Unerwartet hat sich Schwarz-Gelb auch auf einen steuerfinanzierten
Einstieg in den Kampf gegen Altersarmut verständigt. Zwar werden vom
Koalitionsplan viel zu wenige Rentner profitieren, ein großer Wurf
ist er daher nicht. Aber der Weg für eine vernünftige Lösung ist
vorgezeichnet – die Sozialministerin hat erstaunlich viel
durchgesetzt. Respekt verdiente eigentlich auch die von der FDP
erzwungene Einigung, 2014 die Neuverschuldung gegen null zu drücken.
Indes: Außer dem Willen zur kreativen Buchführung auf Kosten von
Krankenkassen und Staatsbank lässt sich nicht erkennen, wie man das
Ziel erreichen wollte.
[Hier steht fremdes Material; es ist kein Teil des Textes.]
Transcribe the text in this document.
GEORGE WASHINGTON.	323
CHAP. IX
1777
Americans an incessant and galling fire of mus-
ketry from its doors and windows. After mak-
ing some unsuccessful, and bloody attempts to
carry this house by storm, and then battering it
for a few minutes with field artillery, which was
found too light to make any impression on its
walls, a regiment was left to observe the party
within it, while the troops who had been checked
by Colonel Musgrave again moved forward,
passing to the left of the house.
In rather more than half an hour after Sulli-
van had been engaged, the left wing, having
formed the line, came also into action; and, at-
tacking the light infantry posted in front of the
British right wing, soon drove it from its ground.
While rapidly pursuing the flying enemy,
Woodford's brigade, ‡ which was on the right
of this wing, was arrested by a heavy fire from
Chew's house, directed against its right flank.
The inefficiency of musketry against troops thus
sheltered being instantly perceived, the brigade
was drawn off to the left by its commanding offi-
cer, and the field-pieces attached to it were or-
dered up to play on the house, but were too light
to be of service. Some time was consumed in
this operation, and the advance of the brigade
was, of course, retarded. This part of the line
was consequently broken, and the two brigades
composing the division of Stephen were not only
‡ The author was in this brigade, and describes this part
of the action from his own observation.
Noch belastender: Mit dem Sparkurs verträgt
sich das unsinnige Betreuungsgeld überhaupt nicht. Die Kraft, diese
teure Krippen-Fernhalteprämie zu kippen, fehlte der Koalition. Bei
diesen Beschlüssen ist eine politische Linie nicht mehr erkennbar.
Zehn Monate vor den Wahlen ging es mehr darum, Bilanzkosmetik zu
betreiben. Weil die großen Entlastungsversprechen uneingelöst
bleiben, wollte jede Partei wenigstens ein bisschen was für ihre
Klientel tun. Das ist gelungen, immerhin. So hat sich die Koalition
zwar über die nächste Runde gerettet, was schon mehr ist, als viele
erwarteten. Aber ein Befreiungsschlag? Nein. Auch kleine Wohltaten
und cleveres Erwartungsmanagement kaschieren nicht, dass Schwarz-Gelb
der politische Gestaltungswille weitgehend abhanden gekommen ist.